As noted, one of AI’s weaknesses is its indiscriminate incorporation of human bias. It’s built, essentially, to compile and generalize rather than to judge. This quality may become a liability when challenged by complex problems like diagnostics, where judgment is desirable if not essential. Most clinicians know who the best diagnosticians are at their medical center – that is, the doctors to whom patients are referred when no one else can figure out what’s wrong with them. These physicians often have unique traits that include empathy, careful listening, significant clinical experience and expertise, emotional intelligence, and refined intuition. AI algorithms currently have no ability to access or take advantage of such human qualities.
“A computer will never have a human lifetime of experiences,” Mark Pletcher acknowledged. “That experience is what you bring to the table when you’re a doctor taking care of patients, and it’s hard to replace that.”
Though it’s conceivable we might some day try to identify those excellent clinicians and use them to train AI algorithms, this would entail complex issues of its own.
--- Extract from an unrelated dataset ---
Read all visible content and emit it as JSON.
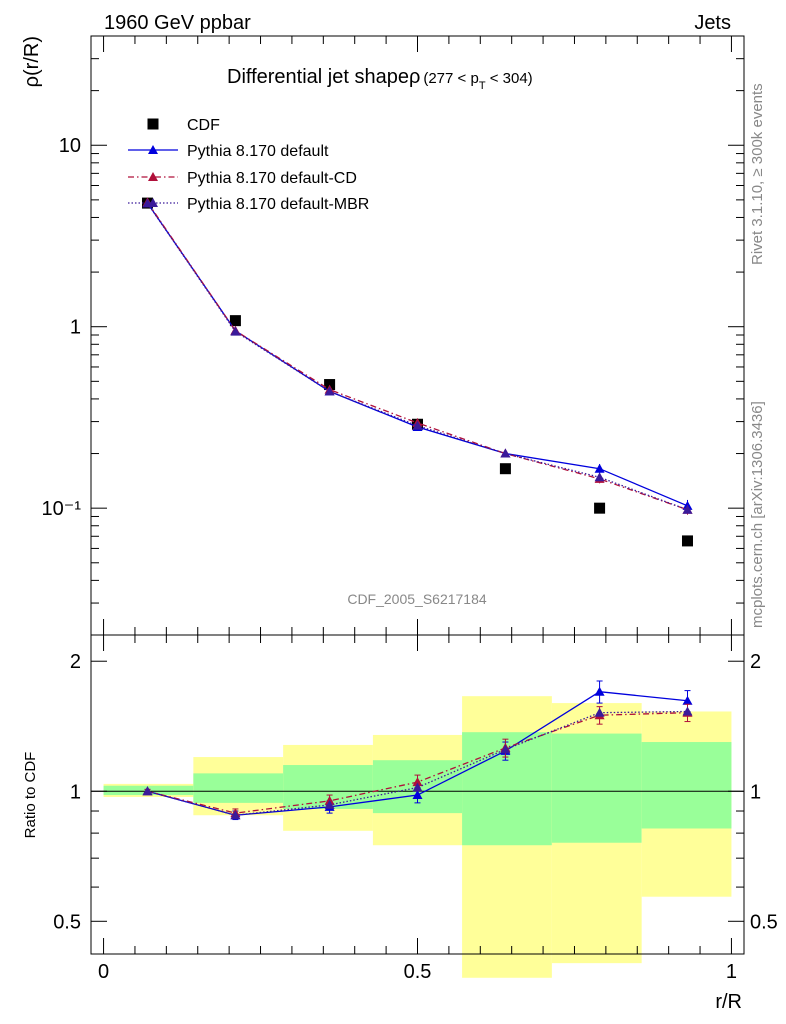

Pletcher said that even if you could identify and enlist the doctors who should take the lead in training AI – then somehow have AI learn more from them and augment its spongelike absorption of general data – the system isn’t yet capable of this. AI algorithms aren’t learning from medical reasoning in real time.
“I do think AI will eventually have the capacity to learn in better ways,” he said. “But right now, they just have a big, trained neural network that doesn’t learn new things, but rather applies what it’s learned to new situations, to new prompts and inputs.”
As the Department of Epidemiology and Biostatistics moves AI forward, UCSF researchers and their patients have much to gain. Ideally, progress will lead to algorithms that are safe, transparent, accountable, reliable and fair. It may be a bumpy ride, but the goal holds so much promise that those involved are buckling up and getting ready for the trip.